DW: Hopefully they can and hopefully they can also enjoy it on a surface level without any background about it as well. I think successful music should have a basic rhythmic or melodic appeal and if you want to dig deeper hopefully there is something there for that as well. I hate that "Oh I want to like jazz but I have to learn more about or I'm just not educated enough about it" mentality. F@%! that--any music should have a basic appeal to anyone and the best jazz I know does.
As for Tarkovsky, I just love the feel of his movies. He takes you somewhere else, draws you into another world and the ability to do that to me is rare, in all the arts. One has to influenced by ones ability to do that I think.
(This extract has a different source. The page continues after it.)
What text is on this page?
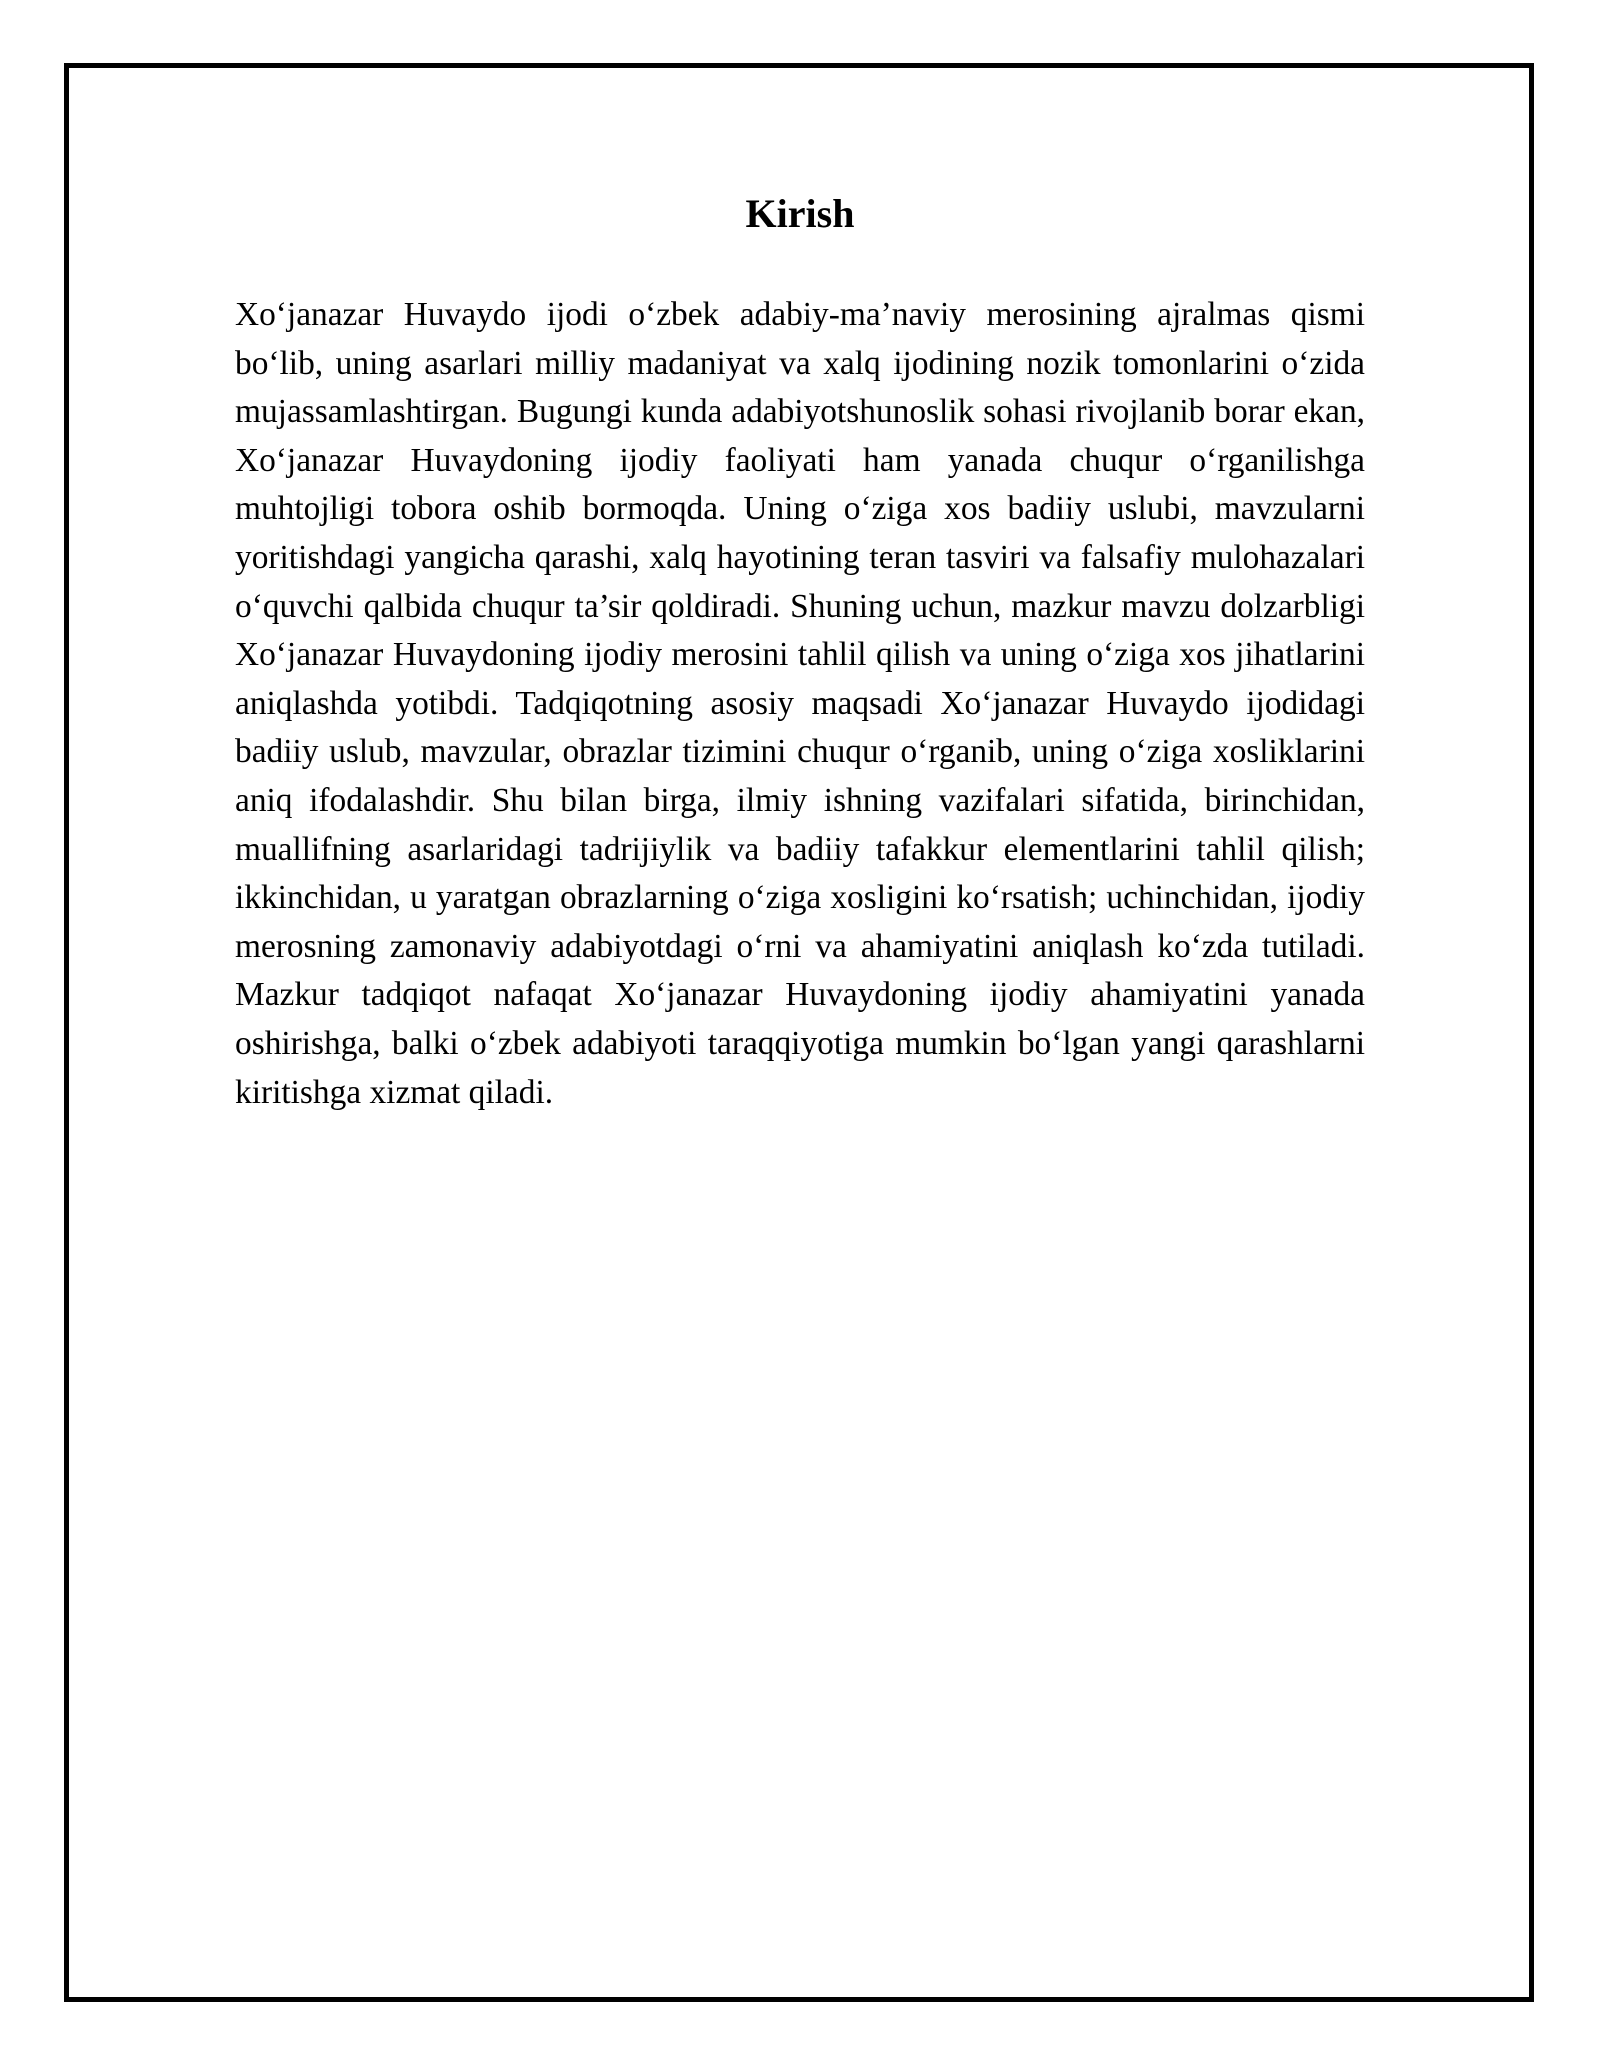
Kirish

Xo‘janazar Huvaydo ijodi o‘zbek adabiy-ma’naviy merosining ajralmas qismi bo‘lib, uning asarlari milliy madaniyat va xalq ijodining nozik tomonlarini o‘zida mujassamlashtirgan. Bugungi kunda adabiyotshunoslik sohasi rivojlanib borar ekan, Xo‘janazar Huvaydoning ijodiy faoliyati ham yanada chuqur o‘rganilishga muhtojligi tobora oshib bormoqda. Uning o‘ziga xos badiiy uslubi, mavzularni yoritishdagi yangicha qarashi, xalq hayotining teran tasviri va falsafiy mulohazalari o‘quvchi qalbida chuqur ta’sir qoldiradi. Shuning uchun, mazkur mavzu dolzarbligi Xo‘janazar Huvaydoning ijodiy merosini tahlil qilish va uning o‘ziga xos jihatlarini aniqlashda yotibdi. Tadqiqotning asosiy maqsadi Xo‘janazar Huvaydo ijodidagi badiiy uslub, mavzular, obrazlar tizimini chuqur o‘rganib, uning o‘ziga xosliklarini aniq ifodalashdir. Shu bilan birga, ilmiy ishning vazifalari sifatida, birinchidan, muallifning asarlaridagi tadrijiylik va badiiy tafakkur elementlarini tahlil qilish; ikkinchidan, u yaratgan obrazlarning o‘ziga xosligini ko‘rsatish; uchinchidan, ijodiy merosning zamonaviy adabiyotdagi o‘rni va ahamiyatini aniqlash ko‘zda tutiladi. Mazkur tadqiqot nafaqat Xo‘janazar Huvaydoning ijodiy ahamiyatini yanada oshirishga, balki o‘zbek adabiyoti taraqqiyotiga mumkin bo‘lgan yangi qarashlarni kiritishga xizmat qiladi.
The Mirror and Stalker are the best films for me (Ironically the first Tarkovsky film I saw, Stalker, was at Caravan of Dreams and I was already quite the film buff). Of course the music should stand on its own without the Tarkovsky references and it really was more of an after the fact concept anyway. The tunes were already written and recorded before I gave the them the titles. I just wanted to acknowledge someone whose approach I admired. I can't really do it with musicians as I would become tied to that musician too much. I gushed admiration for Wayne Shorter on my first record but I did it because I thought I had my own voice in my compositions so I could talk freely about musicians I admired, but every review mentioned Wayne Shorter this and Wayne Shorter that. I really wonder if critics understand what influences really are (excluding people who flat out emulate other musicians). Maybe that's why I went the film route this time. Many concept records I've heard really don't stand on their own without the concept behind it, a discussion (well, argument probably) I've had with critics more than once. It does give them more to work with when they write a review, though.

JM: Any thoughts about UNT, like maybe what current students with aspirations to come to New York should be doing?
DW: Either be John Coltrane or be prepared to diversify. I never thought I would do so much arranging and transcribing or so many salsa gigs. It's all been good but I didn't come to New York and become a full-time jazz soloist right away. The good thing is North Texas prepares you well for those other type of gigs. Also save some money, it's expensive up here. I still firmly believe that if you are going to be the best jazz musician you can possibly be, all roads still lead through New York.